Still, if all of these hints that Aragorn is heading towards kingship aren't enough, Tolkien gives us the equivalent of a flashing neon sign that says, Aragorn's Heading to Gondor—Pay Attention, Guys! Galadriel passes on a prophecy to Aragorn (or "Elessar," as she likes to call him—see our discussion of The Green Stone in our The Fellowship of the Ring learning guide for some reasons why):
Where now are the Dúnedain, Elessar, Elessar!
Why do thy kinsfolk wander afar?
Near is the hour when the Lost should come forth,
And the Grey Company ride from the North. (3.5.142)

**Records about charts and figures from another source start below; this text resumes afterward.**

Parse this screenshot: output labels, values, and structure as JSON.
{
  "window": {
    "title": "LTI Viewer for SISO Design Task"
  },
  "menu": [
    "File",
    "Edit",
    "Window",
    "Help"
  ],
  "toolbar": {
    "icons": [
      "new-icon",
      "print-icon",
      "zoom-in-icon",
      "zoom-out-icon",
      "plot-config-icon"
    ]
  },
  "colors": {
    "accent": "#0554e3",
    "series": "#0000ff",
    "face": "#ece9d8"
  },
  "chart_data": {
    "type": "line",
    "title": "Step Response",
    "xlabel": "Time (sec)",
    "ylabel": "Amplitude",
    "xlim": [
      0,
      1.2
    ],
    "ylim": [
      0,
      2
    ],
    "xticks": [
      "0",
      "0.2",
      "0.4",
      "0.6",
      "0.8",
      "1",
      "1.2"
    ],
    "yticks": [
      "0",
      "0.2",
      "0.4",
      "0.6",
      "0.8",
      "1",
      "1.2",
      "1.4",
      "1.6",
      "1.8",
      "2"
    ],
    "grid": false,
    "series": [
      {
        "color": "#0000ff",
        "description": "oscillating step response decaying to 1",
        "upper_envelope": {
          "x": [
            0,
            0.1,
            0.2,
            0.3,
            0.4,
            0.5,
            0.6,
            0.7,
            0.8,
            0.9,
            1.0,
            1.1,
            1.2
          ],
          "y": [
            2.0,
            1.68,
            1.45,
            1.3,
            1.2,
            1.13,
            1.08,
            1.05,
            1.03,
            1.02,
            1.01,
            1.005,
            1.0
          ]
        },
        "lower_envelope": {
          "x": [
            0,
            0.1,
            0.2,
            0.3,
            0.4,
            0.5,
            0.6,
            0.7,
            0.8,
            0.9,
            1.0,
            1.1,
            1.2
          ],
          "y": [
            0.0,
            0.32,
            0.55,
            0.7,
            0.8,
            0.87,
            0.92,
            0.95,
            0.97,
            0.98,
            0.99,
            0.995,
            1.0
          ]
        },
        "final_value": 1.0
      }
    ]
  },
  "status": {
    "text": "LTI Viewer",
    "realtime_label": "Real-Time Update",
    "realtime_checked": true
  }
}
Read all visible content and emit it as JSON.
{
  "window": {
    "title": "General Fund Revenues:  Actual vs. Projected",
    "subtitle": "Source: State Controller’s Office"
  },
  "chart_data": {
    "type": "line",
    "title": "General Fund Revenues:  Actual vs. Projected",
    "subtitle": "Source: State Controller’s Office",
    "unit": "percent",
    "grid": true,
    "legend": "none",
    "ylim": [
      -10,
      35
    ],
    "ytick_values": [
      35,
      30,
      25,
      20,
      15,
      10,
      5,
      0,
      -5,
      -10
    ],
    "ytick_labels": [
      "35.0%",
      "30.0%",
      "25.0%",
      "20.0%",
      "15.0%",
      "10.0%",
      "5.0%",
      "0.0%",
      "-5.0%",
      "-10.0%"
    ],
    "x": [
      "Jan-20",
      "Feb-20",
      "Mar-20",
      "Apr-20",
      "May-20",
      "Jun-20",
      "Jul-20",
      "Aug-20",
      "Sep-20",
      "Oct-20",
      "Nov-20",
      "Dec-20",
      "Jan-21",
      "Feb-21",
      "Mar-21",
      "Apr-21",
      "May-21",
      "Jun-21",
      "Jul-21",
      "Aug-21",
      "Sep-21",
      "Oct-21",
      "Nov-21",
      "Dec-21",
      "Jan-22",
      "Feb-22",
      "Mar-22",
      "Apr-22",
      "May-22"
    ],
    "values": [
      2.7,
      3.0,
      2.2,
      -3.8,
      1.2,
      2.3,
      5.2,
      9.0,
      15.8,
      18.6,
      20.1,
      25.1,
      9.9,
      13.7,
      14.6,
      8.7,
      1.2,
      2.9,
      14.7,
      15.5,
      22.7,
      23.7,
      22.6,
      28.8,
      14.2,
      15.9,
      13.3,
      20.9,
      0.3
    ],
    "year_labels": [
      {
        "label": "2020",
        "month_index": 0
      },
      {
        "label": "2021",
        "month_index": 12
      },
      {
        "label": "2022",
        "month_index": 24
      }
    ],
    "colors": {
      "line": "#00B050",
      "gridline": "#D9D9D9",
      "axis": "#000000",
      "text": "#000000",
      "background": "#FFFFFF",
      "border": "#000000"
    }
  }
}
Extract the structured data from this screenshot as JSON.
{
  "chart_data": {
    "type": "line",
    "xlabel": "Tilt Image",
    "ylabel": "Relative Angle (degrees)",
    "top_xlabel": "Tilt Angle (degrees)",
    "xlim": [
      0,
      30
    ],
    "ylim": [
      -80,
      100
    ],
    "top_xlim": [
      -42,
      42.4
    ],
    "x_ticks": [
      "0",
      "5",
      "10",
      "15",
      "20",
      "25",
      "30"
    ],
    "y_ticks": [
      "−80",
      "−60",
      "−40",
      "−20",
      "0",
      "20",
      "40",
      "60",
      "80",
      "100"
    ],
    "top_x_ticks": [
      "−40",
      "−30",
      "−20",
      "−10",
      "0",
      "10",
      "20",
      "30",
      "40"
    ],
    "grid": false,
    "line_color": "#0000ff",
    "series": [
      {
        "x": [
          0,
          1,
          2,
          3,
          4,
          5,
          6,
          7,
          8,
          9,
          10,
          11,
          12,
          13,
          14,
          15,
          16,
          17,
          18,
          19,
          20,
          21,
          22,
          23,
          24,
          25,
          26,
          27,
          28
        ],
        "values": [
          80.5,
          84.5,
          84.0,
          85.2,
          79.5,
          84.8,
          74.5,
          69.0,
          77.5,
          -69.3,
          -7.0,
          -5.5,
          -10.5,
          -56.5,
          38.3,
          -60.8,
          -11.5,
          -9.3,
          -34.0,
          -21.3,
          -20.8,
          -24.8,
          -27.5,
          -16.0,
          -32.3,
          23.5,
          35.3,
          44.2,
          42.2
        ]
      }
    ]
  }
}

In other words, Aragorn (a.k.a. Elessar), why are your allies wandering around right now? You guys have to be goal-oriented! You've got a job to do! The Lost are about to come out, and the Grey Company (the Dúnedain, who were Aragorn's original posse) had better be there to make that happen. Galadriel's essentially telling Aragorn that he has to get his act together—that whole becoming-king thing is not far off.
Naturally, we've got to read the next book to find out how this whole Aragorn-king thing pays off, so we can think of the Aragorn plot arc over the course of The Two Towers as basically ramping up our suspense for what will happen in the final entry of the trilogy.